Pero lo más prometedor es que no solo es cosa de un año, de un año maravilloso; pues la tendencia se ha mantenido en 2018. Pese al contraataque occidental, con unos sobresalientes God of War y Red Dead Redemption 2, sumados al buenísimo año indie de Celeste, Obra Dinn, Gris, y a medianías (en el buen sentido) como Spider-Man, AC: Odyssey o A Way Out, la escuela japonesa sigue en la pomada. En cabeza, Monster Hunter: World haciendo lo que parecía imposible: sacar del nicho a la saga y conseguir ventas millonarias en todo el mundo. Y otros juegos que hablan por si mismos: Super Smash Bros. Ultimate, Octopath Traveler, Dragon Ball FighterZ, Mario Tennis Aces, Dragon Quest 11, Ni No Kuni 2, Pokemon Let’s Go, y revoluciones como Nintendo Labbo, Tetris Effect o Astro Bot Rescue Mission. Sin olvidarnos de rediciones míticas de Shenmue, Shadow of the Colossus, Okami, Bayonetta y Captain Toad: Treasure Tracker.

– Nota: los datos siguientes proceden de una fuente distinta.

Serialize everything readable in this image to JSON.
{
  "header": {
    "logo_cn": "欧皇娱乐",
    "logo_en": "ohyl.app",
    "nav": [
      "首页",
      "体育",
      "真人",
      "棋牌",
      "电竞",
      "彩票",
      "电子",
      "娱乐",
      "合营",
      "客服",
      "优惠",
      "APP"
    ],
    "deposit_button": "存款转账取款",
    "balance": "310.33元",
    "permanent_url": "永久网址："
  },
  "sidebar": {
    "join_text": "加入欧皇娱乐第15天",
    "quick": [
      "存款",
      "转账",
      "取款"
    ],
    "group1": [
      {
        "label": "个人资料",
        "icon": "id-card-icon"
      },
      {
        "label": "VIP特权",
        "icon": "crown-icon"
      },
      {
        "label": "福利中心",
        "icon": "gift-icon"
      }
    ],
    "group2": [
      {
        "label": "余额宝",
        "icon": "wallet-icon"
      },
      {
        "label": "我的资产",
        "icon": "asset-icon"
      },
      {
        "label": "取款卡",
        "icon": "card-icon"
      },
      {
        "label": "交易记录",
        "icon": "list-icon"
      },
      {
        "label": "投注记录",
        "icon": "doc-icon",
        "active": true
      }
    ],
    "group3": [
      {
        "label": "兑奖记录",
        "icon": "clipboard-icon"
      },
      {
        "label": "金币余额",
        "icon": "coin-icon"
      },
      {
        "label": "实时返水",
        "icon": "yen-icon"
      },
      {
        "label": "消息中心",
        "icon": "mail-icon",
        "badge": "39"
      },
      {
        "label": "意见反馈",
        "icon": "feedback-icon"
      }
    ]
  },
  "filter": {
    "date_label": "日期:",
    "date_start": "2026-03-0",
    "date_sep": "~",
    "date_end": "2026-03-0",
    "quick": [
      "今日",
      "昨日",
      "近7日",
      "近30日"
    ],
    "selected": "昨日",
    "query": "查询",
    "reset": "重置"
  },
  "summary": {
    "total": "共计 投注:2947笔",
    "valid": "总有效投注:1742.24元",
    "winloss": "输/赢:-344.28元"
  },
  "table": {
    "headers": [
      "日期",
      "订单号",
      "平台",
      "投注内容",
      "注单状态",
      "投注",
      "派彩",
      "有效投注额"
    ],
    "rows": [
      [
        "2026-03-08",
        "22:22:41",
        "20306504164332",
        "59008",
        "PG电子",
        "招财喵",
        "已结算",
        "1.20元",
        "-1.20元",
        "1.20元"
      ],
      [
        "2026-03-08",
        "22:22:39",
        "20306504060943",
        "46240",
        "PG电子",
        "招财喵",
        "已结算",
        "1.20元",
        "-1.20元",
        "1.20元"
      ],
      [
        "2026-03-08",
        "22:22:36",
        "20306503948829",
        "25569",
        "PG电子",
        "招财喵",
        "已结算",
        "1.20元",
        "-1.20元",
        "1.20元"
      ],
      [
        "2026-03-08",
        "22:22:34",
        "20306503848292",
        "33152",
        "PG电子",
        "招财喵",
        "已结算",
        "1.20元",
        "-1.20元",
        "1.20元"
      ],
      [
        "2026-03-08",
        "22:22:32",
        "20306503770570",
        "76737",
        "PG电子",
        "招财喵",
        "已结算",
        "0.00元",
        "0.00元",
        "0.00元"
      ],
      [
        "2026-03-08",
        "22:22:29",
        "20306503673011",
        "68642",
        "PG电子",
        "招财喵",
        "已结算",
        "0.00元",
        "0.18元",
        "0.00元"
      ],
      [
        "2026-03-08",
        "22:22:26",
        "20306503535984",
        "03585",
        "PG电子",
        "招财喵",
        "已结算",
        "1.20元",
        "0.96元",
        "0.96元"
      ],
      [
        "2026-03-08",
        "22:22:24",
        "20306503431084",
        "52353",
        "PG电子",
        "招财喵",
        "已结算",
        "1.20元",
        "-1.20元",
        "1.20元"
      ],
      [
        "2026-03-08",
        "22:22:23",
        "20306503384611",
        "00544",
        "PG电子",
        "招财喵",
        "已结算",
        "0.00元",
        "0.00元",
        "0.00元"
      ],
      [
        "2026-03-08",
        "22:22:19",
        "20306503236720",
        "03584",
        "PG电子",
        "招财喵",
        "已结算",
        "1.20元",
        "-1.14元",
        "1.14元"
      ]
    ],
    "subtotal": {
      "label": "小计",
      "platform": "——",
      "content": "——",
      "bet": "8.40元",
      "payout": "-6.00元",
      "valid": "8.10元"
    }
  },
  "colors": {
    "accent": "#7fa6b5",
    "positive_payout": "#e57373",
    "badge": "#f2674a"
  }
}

Tendencia que se mantendrá en 2019 confirmando esta tendencia y esta teoría. Estamos en vilo, esperando con ansias, a esos Devil May Cry 5 y Sekiro: Shadows Die Twice, amen de un Bayonetta 3 que está por llegar, un juego de Yoshi todavía sin nombre, un Ghost of Tsusima que parece un gran homenaje occidental a Japón, el remaster/remake de Resident Evil 2 y el ya mencionado Death Stranding. Gasolina suficiente para que la industria japonesa se mantenga firme los futuros años y suficientes razones de peso para afirmar que estamos viviendo la Edad de Plata del videojuego japonés. Ganbare Nippon!